The existence of a classified secret annex, one of the more ominous aspects of this second report, recalls the long U.S. history of deniable invasions, numerous assassination attempts, sabotage, clandestine incursions, and other cloak-and-dagger operations. Given this background, and the track record of this administration, one can only imagine what items of dubious legality and sheer lunacy may be contained in this classified portion of the report.

 

2. It is not about sovereignty

 

“There is no transition and it’s not your country.” We could not find words more apt than those of the Secretary General of the OAS (Organization of American States). The repetition in the report of the phrase “if requested by the Cuban transition government” doesn’t do anything to mask the sheer arrogance implicit in the ideas contained therein as well as in the very existence of the Commission and of an office of Cuba Transition Coordinator in the State Department.

 

The report’s emphasis on “restoring sovereignty to the Cuban people” is one of its most Orwellian aspects.
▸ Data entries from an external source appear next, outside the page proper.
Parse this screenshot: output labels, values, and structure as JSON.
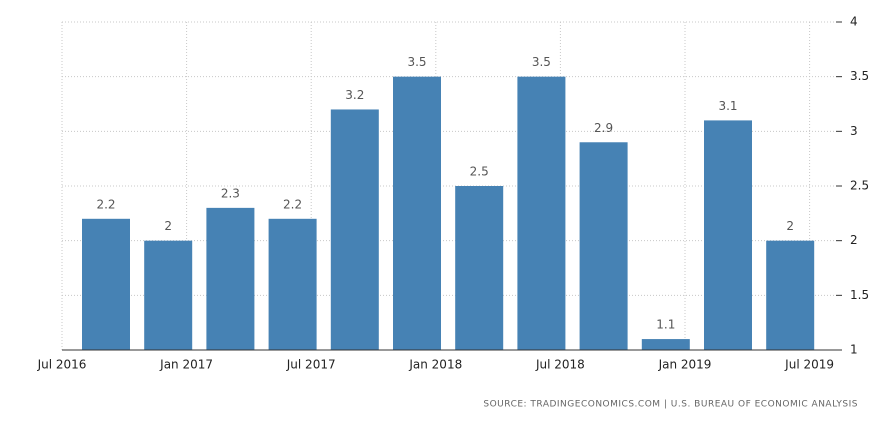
{
  "chart_data": {
    "type": "bar",
    "categories": [
      null,
      null,
      null,
      null,
      null,
      null,
      null,
      null,
      null,
      null,
      null,
      null
    ],
    "values": [
      2.2,
      2,
      2.3,
      2.2,
      3.2,
      3.5,
      2.5,
      3.5,
      2.9,
      1.1,
      3.1,
      2
    ],
    "color": "#4682b4",
    "xtick_labels": [
      "Jul 2016",
      "Jan 2017",
      "Jul 2017",
      "Jan 2018",
      "Jul 2018",
      "Jan 2019",
      "Jul 2019"
    ],
    "ylim": [
      1,
      4
    ],
    "yticks": [
      1,
      1.5,
      2,
      2.5,
      3,
      3.5,
      4
    ],
    "grid": true,
    "source": "SOURCE: TRADINGECONOMICS.COM | U.S. BUREAU OF ECONOMIC ANALYSIS"
  }
}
A state that respects the sovereignty of another nation and its people does not produce a detailed script for the political future of that nation and that people.

 

More than century of repeated U.S. transgressions against Cuban sovereignty and of meddling in Cuban affairs are at the heart of much of what has gone wrong in Cuba since 1902 and of troubled U.S.-Cuba relations over the last 50 years. This report, the assumptions that underlie it, and the policies it champions, embody the same misbegotten principle enshrined in the interventionist Platt Amendment—which the United States arrogantly attached to the fledgling Cuban Constitution in 1902, giving the U.S. the right to intervene unilaterally in Cuba’s internal affairs—and in much of U.S. policy toward Cuba since.  In once again resorting to a Plattist approach, the authors of the CAFC report have failed to learn the lesson that “we can’t solve problems by using the same kind of thinking we used when we created them.”

 

1. It is about regime change, stupid

 

And regime change, by any other name, by any other means, would still carry the same stench of illegitimacy and the same steep moral, human and material costs as the one the Bush Administration launched in Iraq in 2003. Make no mistake about it; this is a blueprint for accelerated regime change. Evidently, the Bush Administration has not been sobered by the disastrous result—for Americans for sure but especially for the Iraqi people and its devastated nation—of its recent adventure in U.S.-imposed regime change. Nor has it learned how far astray certain kind of exiles, with their own agendas and delusions and totally disconnected with the people back home, can lead this country.